ATLANTA (CN) — A divided panel of the 11th Circuit on Friday tossed out a Georgia federal judge’s decision, which would have let people living outside the Atlanta city limits join an effort to repeal the local ordinance authorizing the land lease for the nation’s largest public safety training center.
In a 2–1 decision, the Atlanta-based appeals court ruled that the plaintiffs — four people living near the proposed $115 million facility and seeking to gather signatures for a referendum — “have no right to the petition process they seek to utilize.”
The plaintiffs sued the city and state to challenge a municipal code barring non-residents from collecting signatures.
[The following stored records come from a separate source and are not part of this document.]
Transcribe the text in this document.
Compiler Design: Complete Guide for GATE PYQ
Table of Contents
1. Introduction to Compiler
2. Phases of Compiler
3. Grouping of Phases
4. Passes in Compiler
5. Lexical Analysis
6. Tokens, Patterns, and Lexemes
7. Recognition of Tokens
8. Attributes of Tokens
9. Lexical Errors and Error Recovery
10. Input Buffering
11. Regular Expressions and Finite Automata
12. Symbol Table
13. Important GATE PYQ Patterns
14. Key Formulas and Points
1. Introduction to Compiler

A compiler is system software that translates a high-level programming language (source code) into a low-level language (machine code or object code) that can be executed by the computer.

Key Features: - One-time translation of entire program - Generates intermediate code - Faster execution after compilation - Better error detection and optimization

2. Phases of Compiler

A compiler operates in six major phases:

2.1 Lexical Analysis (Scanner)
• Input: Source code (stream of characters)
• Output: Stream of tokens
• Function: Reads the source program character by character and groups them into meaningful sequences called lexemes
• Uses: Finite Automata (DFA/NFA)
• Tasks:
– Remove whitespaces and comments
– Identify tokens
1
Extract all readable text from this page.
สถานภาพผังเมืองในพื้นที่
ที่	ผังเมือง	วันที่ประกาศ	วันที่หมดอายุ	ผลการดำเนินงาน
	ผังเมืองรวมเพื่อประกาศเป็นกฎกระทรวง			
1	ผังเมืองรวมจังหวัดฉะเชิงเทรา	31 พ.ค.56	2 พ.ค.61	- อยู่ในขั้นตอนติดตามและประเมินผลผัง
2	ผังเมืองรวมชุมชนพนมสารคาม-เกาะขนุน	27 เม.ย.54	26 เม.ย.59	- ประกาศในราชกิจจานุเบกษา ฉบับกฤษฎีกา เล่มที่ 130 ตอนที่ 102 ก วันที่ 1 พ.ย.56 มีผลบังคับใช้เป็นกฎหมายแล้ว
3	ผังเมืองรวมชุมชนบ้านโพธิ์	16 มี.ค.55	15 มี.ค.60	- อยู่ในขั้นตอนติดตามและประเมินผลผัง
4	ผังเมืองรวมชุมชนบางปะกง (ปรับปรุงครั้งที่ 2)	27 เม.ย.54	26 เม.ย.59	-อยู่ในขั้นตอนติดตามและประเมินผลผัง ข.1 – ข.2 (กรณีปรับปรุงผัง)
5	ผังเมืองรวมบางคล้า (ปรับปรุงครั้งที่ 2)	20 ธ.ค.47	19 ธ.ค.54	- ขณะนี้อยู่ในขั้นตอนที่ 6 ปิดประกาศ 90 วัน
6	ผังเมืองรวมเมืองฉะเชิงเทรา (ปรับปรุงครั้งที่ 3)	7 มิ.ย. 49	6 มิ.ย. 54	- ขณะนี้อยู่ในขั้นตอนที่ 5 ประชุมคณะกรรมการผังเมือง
Activists gathered more than 108,000 signatures in 2023 to repeal the leasing ordinance that allows Atlanta Mayor Andre Dickens to lease 381 acres to the Atlanta Police Foundation for the controversial facility.
The plaintiffs argued the residency requirement violates the First Amendment, shrinks the pool of eligible petition circulators and unfairly blocks them from organizing on an issue that affects them.
A Georgia federal judge in 2023 granted the plaintiffs a preliminary injunction blocking the city from enforcing the residency requirement, finding it imposed “a severe burden on core political speech.”
However, on Friday, a panel of Trump-appointed judges found the plaintiffs cannot show they will suffer “irreparable harm” without the injunction.
The majority relied on the Georgia Supreme Court’s 1998 Kemp v. City of Claxton decision to conclude the petition process applies only to amendments to municipal charters. Because the plaintiffs are not seeking to amend Atlanta’s city charter, the court ruled, they cannot use the referendum process.
“Because Georgia never granted the plaintiffs a referendum or repeal process for city ordinances in the first place, they cannot be irreparably harmed from being denied the ability to participate in an unavailable process,” U.S. Circuit Judge Elizabeth Branch wrote on behalf of the majority. “Thus, they cannot satisfy the irreparable injury requirement for obtaining an injunction.”
Branch was joined in the majority by U.S. Circuit Judge Robert Luck.
Attorneys for the plaintiffs and the city did not immediately respond to requests for comment Friday afternoon. A spokesperson for Atlanta Mayor Andre Dickens also did not respond to an emailed request for comment.
Dubbed “Cop City” by opponents, the 85-acre complex opened in April 2025 after months of protests and hours of public commentary urging council members not to lease the land to the Atlanta Police Foundation.
Debate over the training center drew national attention after state troopers fatally shot a protester near the site in January 2023. Opponents expressed fears that the training center — which includes burn buildings, “mock” villages, VR tools, a driving course, a shooting range and a wellness center — will fuel police militarization and deepen over-policing of poor and majority-Black communities.
Although the majority noted construction is now “substantially complete,” the judges said the case is not moot because the plaintiffs could have gathered enough signatures to put the referendum on the ballot had they prevailed.
In a three-page dissent, U.S. Circuit Judge Kevin Newsom disagreed that the plaintiffs had not demonstrated irreparable injury. The Trump appointee wrote that they should be allowed to collect signatures even if their effort may be “doomed to fail.”
“However remote the possibility that city officials will ultimately approve their petition, it seems to me that the plaintiffs have a separate, stand-alone First Amendment interest in participating in the signature-gathering process itself — in going through the motions, so to speak,” Newsom wrote.
The judge pointed out that even if the plaintiffs’ petition was rejected by the city, they could appeal the denial through the state court system.
“Even if the plaintiffs’ campaign is a fool’s errand, it’s a fool’s errand to which the First Amendment entitles them,” Newsom wrote.